Mulher, ex-agricultora, lésbica. A
prefeita eleita de Passira, município com quase 30 mil habitantes do Agreste de
Pernambuco, rompeu padrões conservadores na Terra dos Bordados ao ser escolhida
com a diferença de 116 votos para sua adversária. O caminho foi tortuoso para
Rênya Medeiros, 37 anos (PP). Segundo ela, envolveu atos homofóbicos, que
juravam o fogo do inferno para os eleitores dela. Ao custo de R$ 50 mil, a
campanha vitoriosa - e praticamente inusitada no estado - contou com o apoio da
companheira de Rênya, a universitária Karla da Silva, 26, juntas há quatro
anos.
Para os eleitores, no entanto, o valor
de Rênya como candidata não estava tanto na sua identidade sexual. A
popularidade da ex-agricultora cresceu proporcionalmente às entregas de água
com carro-pipa promovidas por ela há muitos anos no município. A ação só foi
possível porque as terras da família de Rênya têm fonte de água potável e, em
Passira, o líquido vale ouro.
A prefeita eleita faz parte de um
grupo LGBT - o único de Passira - no qual são discutidas políticas públicas
para essa população. Mas o programa de governo dela não aborda a temática como
bandeira. O assunto foi tratado de forma generalizada em meio à campanha, algo
intencional, reconhece a prefeita eleita: "Foi para não perder votos. A
cidade é conservadora. Muita gente dizia para os eleitores: 'Como você vai
votar em uma lésbica?' Como vai explicar para seu filho?'", lembra. Entre
religiosos, Rênya disse que houve até quem abrisse a bíblia para prever o fogo
do inferno para quem escolhesse a candidata como prefeita.
Os principais votos de Rênya, acredita
ela, vieram de pessoas da terceira idade. "Dou muita atenção a eles e acho
que isso conquista os idosos", diz a prefeita eleita, que é vereadora até
o final do ano. A vitória, mesmo que apertada, ela e a companheira acreditam que
tem relação com a grande rejeição do atual prefeito Severino Silvestre (PSD).
Pela primeira vez na história da cidade, o gestor não teria sido reeleito. Ao
todo, Rênya conquistou 10.013 votos contra 9.897 do concorrente.
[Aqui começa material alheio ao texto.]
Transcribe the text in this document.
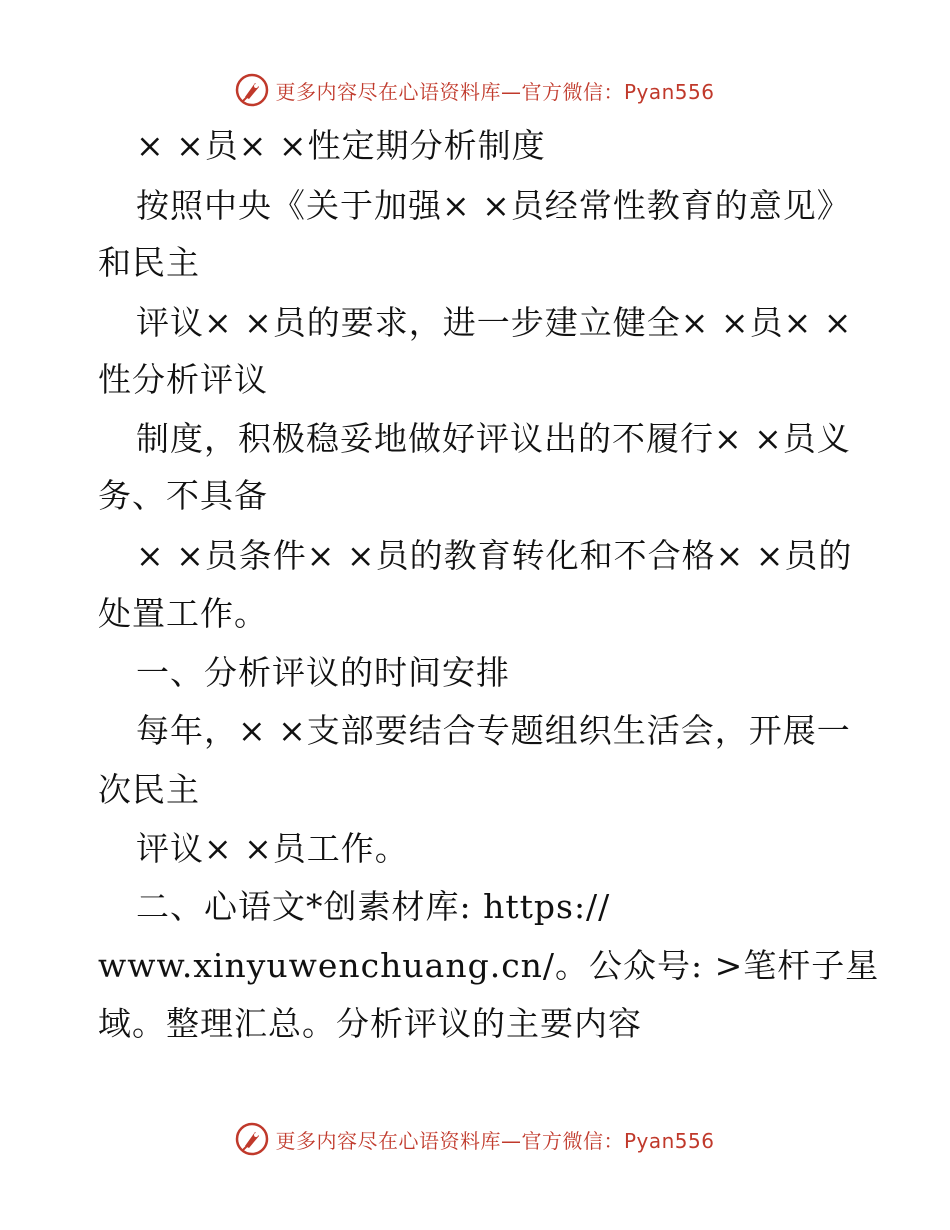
更多内容尽在心语资料库—官方微信：Pyan556
× ×员× ×性定期分析制度
按照中央《关于加强× ×员经常性教育的意见》
和民主
评议× ×员的要求，进一步建立健全× ×员× ×
性分析评议
制度，积极稳妥地做好评议出的不履行× ×员义
务、不具备
× ×员条件× ×员的教育转化和不合格× ×员的
处置工作。
一、分析评议的时间安排
每年，× ×支部要结合专题组织生活会，开展一
次民主
评议× ×员工作。
二、心语文*创素材库: https://
www.xinyuwenchuang.cn/。公众号: >笔杆子星
域。整理汇总。分析评议的主要内容
更多内容尽在心语资料库—官方微信：Pyan556
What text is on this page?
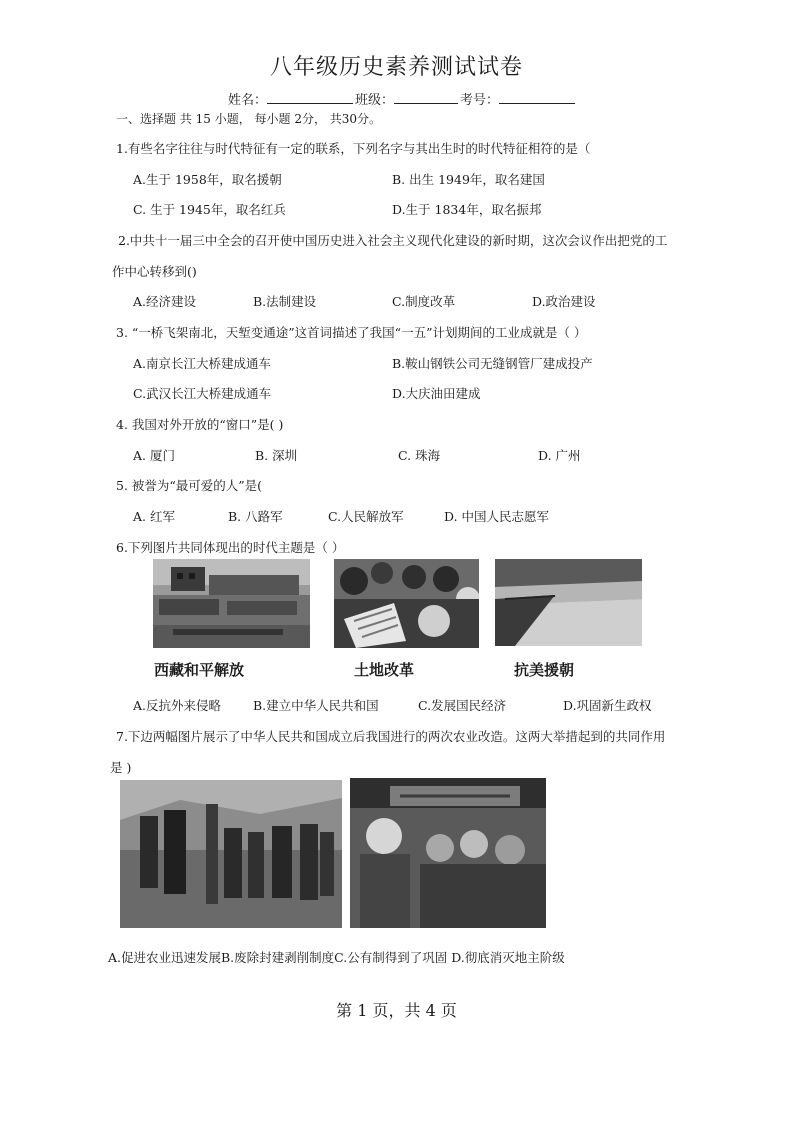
八年级历史素养测试试卷
姓名：	班级：	考号：
一、选择题 共 15 小题， 每小题 2分， 共30分。
1.有些名字往往与时代特征有一定的联系，下列名字与其出生时的时代特征相符的是（
A.生于 1958年，取名援朝	B. 出生 1949年，取名建国
C. 生于 1945年，取名红兵	D.生于 1834年，取名振邦
2.中共十一届三中全会的召开使中国历史进入社会主义现代化建设的新时期，这次会议作出把党的工
作中心转移到()
A.经济建设	B.法制建设	C.制度改革	D.政治建设
3. “一桥飞架南北，天堑变通途”这首词描述了我国“一五”计划期间的工业成就是（ ）
A.南京长江大桥建成通车	B.鞍山钢铁公司无缝钢管厂建成投产
C.武汉长江大桥建成通车	D.大庆油田建成
4. 我国对外开放的“窗口”是( )
A. 厦门	B. 深圳	C. 珠海	D. 广州
5. 被誉为“最可爱的人”是(
A. 红军	B. 八路军	C.人民解放军	D. 中国人民志愿军
6.下列图片共同体现出的时代主题是（ ）
西藏和平解放	土地改革	抗美援朝
A.反抗外来侵略	B.建立中华人民共和国	C.发展国民经济	D.巩固新生政权
7.下边两幅图片展示了中华人民共和国成立后我国进行的两次农业改造。这两大举措起到的共同作用
是 )
A.促进农业迅速发展B.废除封建剥削制度C.公有制得到了巩固 D.彻底消灭地主阶级
第 1 页，共 4 页
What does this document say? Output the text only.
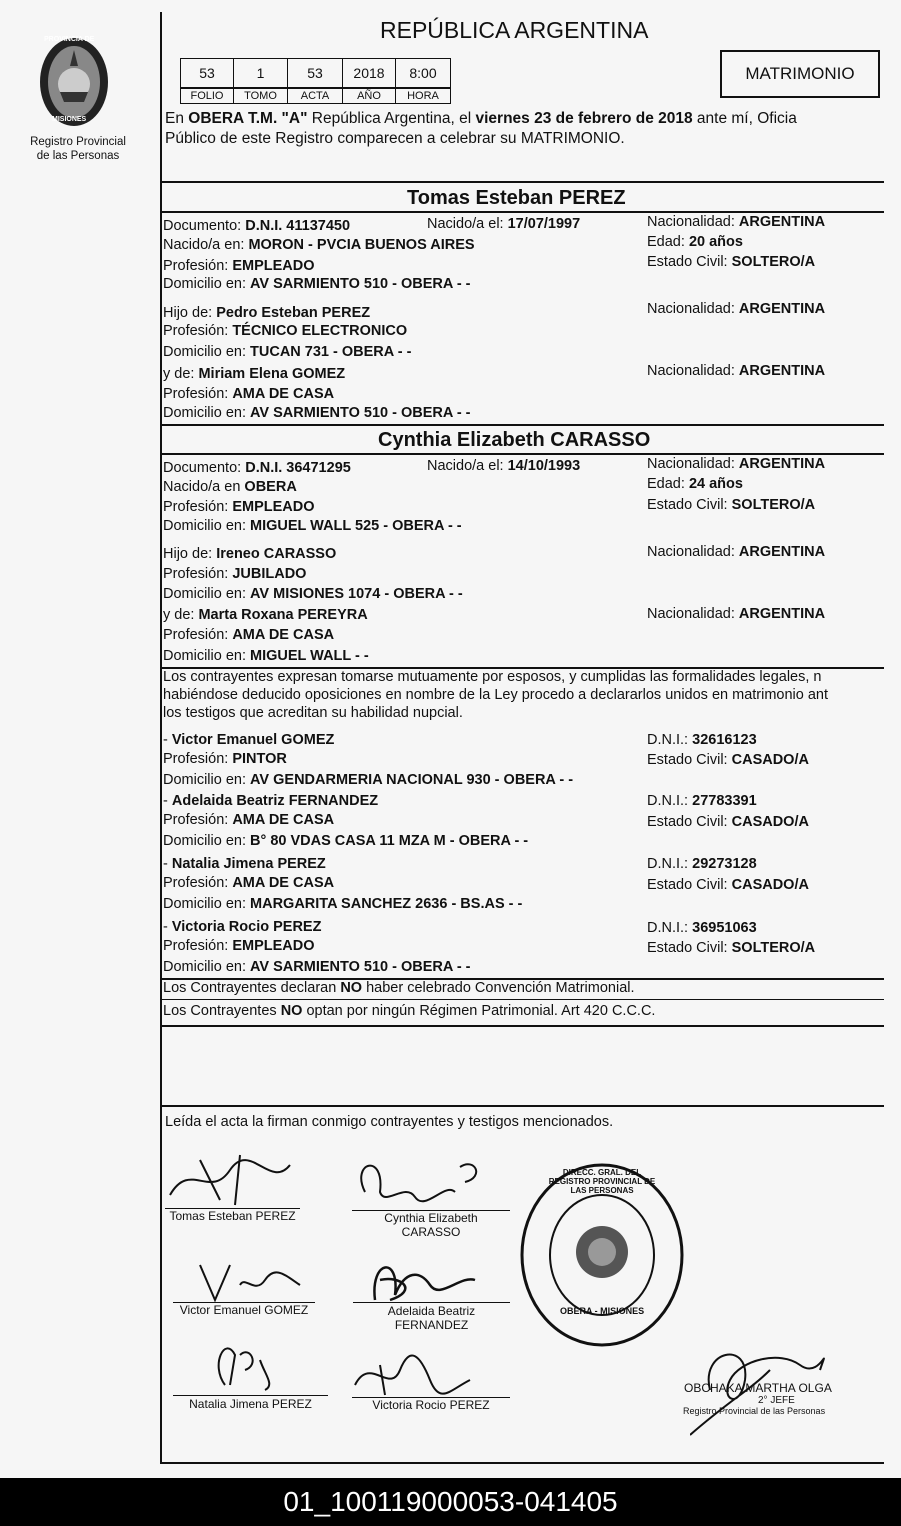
PROVINCIA DE
MISIONES
Registro Provincial
de las Personas
REPÚBLICA ARGENTINA
53	1	53	2018	8:00
FOLIO	TOMO	ACTA	AÑO	HORA
MATRIMONIO
En OBERA T.M. "A" República Argentina, el viernes 23 de febrero de 2018 ante mí, Oficia
Público de este Registro comparecen a celebrar su MATRIMONIO.
Tomas Esteban PEREZ
Documento: D.N.I. 41137450	Nacido/a el: 17/07/1997	Nacionalidad: ARGENTINA
Nacido/a en: MORON - PVCIA BUENOS AIRES	Edad: 20 años
Profesión: EMPLEADO	Estado Civil: SOLTERO/A
Domicilio en: AV SARMIENTO 510 - OBERA - -
Hijo de: Pedro Esteban PEREZ	Nacionalidad: ARGENTINA
Profesión: TÉCNICO ELECTRONICO
Domicilio en: TUCAN 731 - OBERA - -
y de: Miriam Elena GOMEZ	Nacionalidad: ARGENTINA
Profesión: AMA DE CASA
Domicilio en: AV SARMIENTO 510 - OBERA - -
Cynthia Elizabeth CARASSO
Documento: D.N.I. 36471295	Nacido/a el: 14/10/1993	Nacionalidad: ARGENTINA
Nacido/a en OBERA	Edad: 24 años
Profesión: EMPLEADO	Estado Civil: SOLTERO/A
Domicilio en: MIGUEL WALL 525 - OBERA - -
Hijo de: Ireneo CARASSO	Nacionalidad: ARGENTINA
Profesión: JUBILADO
Domicilio en: AV MISIONES 1074 - OBERA - -
y de: Marta Roxana PEREYRA	Nacionalidad: ARGENTINA
Profesión: AMA DE CASA
Domicilio en: MIGUEL WALL - -
Los contrayentes expresan tomarse mutuamente por esposos, y cumplidas las formalidades legales, n
habiéndose deducido oposiciones en nombre de la Ley procedo a declararlos unidos en matrimonio ant
los testigos que acreditan su habilidad nupcial.
- Victor Emanuel GOMEZ	D.N.I.: 32616123
Profesión: PINTOR	Estado Civil: CASADO/A
Domicilio en: AV GENDARMERIA NACIONAL 930 - OBERA - -
- Adelaida Beatriz FERNANDEZ	D.N.I.: 27783391
Profesión: AMA DE CASA	Estado Civil: CASADO/A
Domicilio en: B° 80 VDAS CASA 11 MZA M - OBERA - -
- Natalia Jimena PEREZ	D.N.I.: 29273128
Profesión: AMA DE CASA	Estado Civil: CASADO/A
Domicilio en: MARGARITA SANCHEZ 2636 - BS.AS - -
- Victoria Rocio PEREZ	D.N.I.: 36951063
Profesión: EMPLEADO	Estado Civil: SOLTERO/A
Domicilio en: AV SARMIENTO 510 - OBERA - -
Los Contrayentes declaran NO haber celebrado Convención Matrimonial.
Los Contrayentes NO optan por ningún Régimen Patrimonial. Art 420 C.C.C.
Leída el acta la firman conmigo contrayentes y testigos mencionados.
Tomas Esteban PEREZ	Cynthia Elizabeth
CARASSO
Victor Emanuel GOMEZ	Adelaida Beatriz
FERNANDEZ
Natalia Jimena PEREZ	Victoria Rocio PEREZ
DIRECC. GRAL. DEL REGISTRO PROVINCIAL DE LAS PERSONAS
OBERA - MISIONES
OBCHAKA MARTHA OLGA
2° JEFE
Registro Provincial de las Personas
01_100119000053-041405
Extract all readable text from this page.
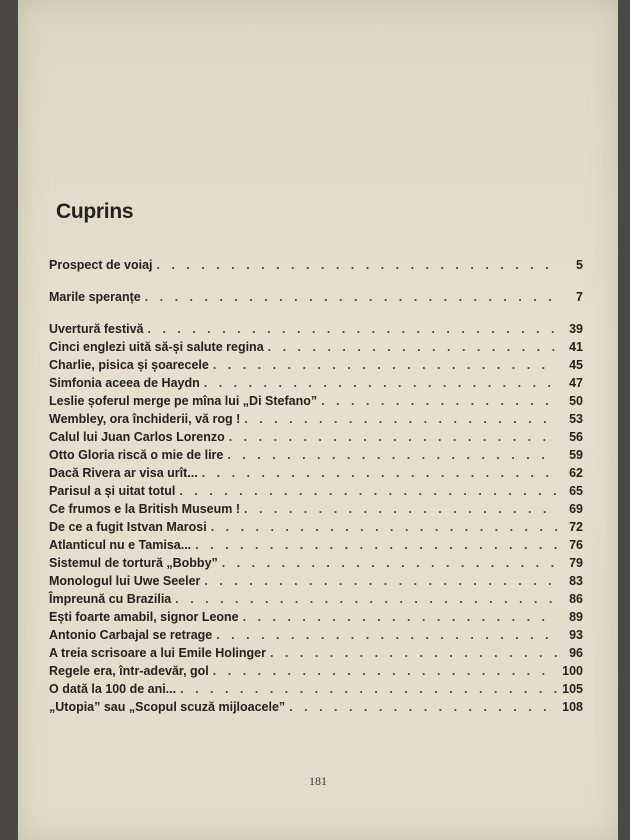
Cuprins
Prospect de voiaj . . .	5
Marile speranțe . . .	7
Uvertură festivă . . .	39
Cinci englezi uită să-și salute regina . . .	41
Charlie, pisica și șoarecele . . .	45
Simfonia aceea de Haydn . . .	47
Leslie șoferul merge pe mîna lui „Di Stefano” . . .	50
Wembley, ora închiderii, vă rog ! . . .	53
Calul lui Juan Carlos Lorenzo . . .	56
Otto Gloria riscă o mie de lire . . .	59
Dacă Rivera ar visa urît... . . .	62
Parisul a și uitat totul . . .	65
Ce frumos e la British Museum ! . . .	69
De ce a fugit Istvan Marosi . . .	72
Atlanticul nu e Tamisa... . . .	76
Sistemul de tortură „Bobby” . . .	79
Monologul lui Uwe Seeler . . .	83
Împreună cu Brazilia . . .	86
Ești foarte amabil, signor Leone . . .	89
Antonio Carbajal se retrage . . .	93
A treia scrisoare a lui Emile Holinger . . .	96
Regele era, într-adevăr, gol . . .	100
O dată la 100 de ani... . . .	105
„Utopia” sau „Scopul scuză mijloacele” . . .	108
181
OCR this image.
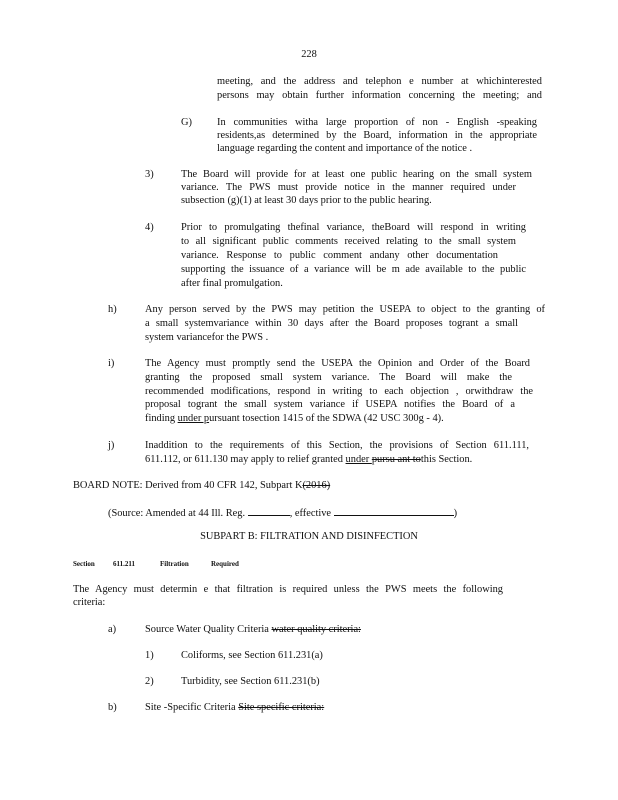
228
meeting, and the address and telephon e number at whichinterested
persons may obtain further information concerning the meeting; and
G) In communities witha large proportion of non - English -speaking
residents,as determined by the Board, information in the appropriate
language regarding the content and importance of the notice .
3)	The Board will provide for at least one public hearing on the small system
variance. The PWS must provide notice in the manner required under
subsection (g)(1) at least 30 days prior to the public hearing.
4)	Prior to promulgating thefinal variance, theBoard will respond in writing
to all significant public comments received relating to the small system
variance. Response to public comment andany other documentation
supporting the issuance of a variance will be m ade available to the public
after final promulgation.
h)	Any person served by the PWS may petition the USEPA to object to the granting of
a small systemvariance within 30 days after the Board proposes togrant a small
system variancefor the PWS .
i)	The Agency must promptly send the USEPA the Opinion and Order of the Board
granting the proposed small system variance. The Board will make the
recommended modifications, respond in writing to each objection , orwithdraw the
proposal togrant the small system variance if USEPA notifies the Board of a
finding under pursuant tosection 1415 of the SDWA (42 USC 300g - 4).
j)	Inaddition to the requirements of this Section, the provisions of Section 611.111,
611.112, or 611.130 may apply to relief granted under pursu ant tothis Section.
BOARD NOTE: Derived from 40 CFR 142, Subpart K(2016)
(Source: Amended at 44 Ill. Reg.	, effective	)
SUBPART B: FILTRATION AND DISINFECTION
Section	611.211	Filtration	Required
The Agency must determin e that filtration is required unless the PWS meets the following
criteria:
a)	Source Water Quality Criteria water quality criteria:
1)	Coliforms, see Section 611.231(a)
2)	Turbidity, see Section 611.231(b)
b)	Site -Specific Criteria Site specific criteria:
A prefeita eleita acha, ainda, que nem
todos os eleitores acreditam que ela é lésbica, como os opositores faziam
questão de informar aos quatro ventos. Afinal, Rênya foi casada com um homem.
"É como se as pessoas não acreditassem". Quanto a projetos para
implantar políticas LGBT no município, Rênya silencia, pensa um pouco e diz:
"Vou montar na prefeitura um grupo para discutir a realidade das pessoas
LGBT. Tem quem ache que a gente não é normal, que não somos de Deus. Escutei
muito isso. É preciso mais conscientização", pontua. Em Passira, diz ela, homens
gays sofrem mais que as lésbicas. "Eles são o tempo inteiro apontados e
xingados nas ruas. É mais agressão verbal", conta.
A
história da ex-agricultura segue uma tendência nacional. Os municípios pequenos
foram responsáveis por quase metade das eleições de políticos LGBT no Brasil,
segundo levantamento da Associação Brasileira de Lésbicas, Gays, Bissexuais,
Travestis e Transexuais (ABGLT). A entidade contabilizou pelo menos 16
candidatos LGBT no país, sete deles em cidades com menos de 100 mil habitantes.
A nova prefeita de Passira não está nessa listagem. Segundo a associação, a
representatividade LGBT nas urnas cresceu 1.916% desde 1996. Rênya não é
minoria apenas sob esse ponto de vista. Em Pernambuco, apenas 14% dos
municípios contam com gestão de mulheres no estado a partir do ano que vem.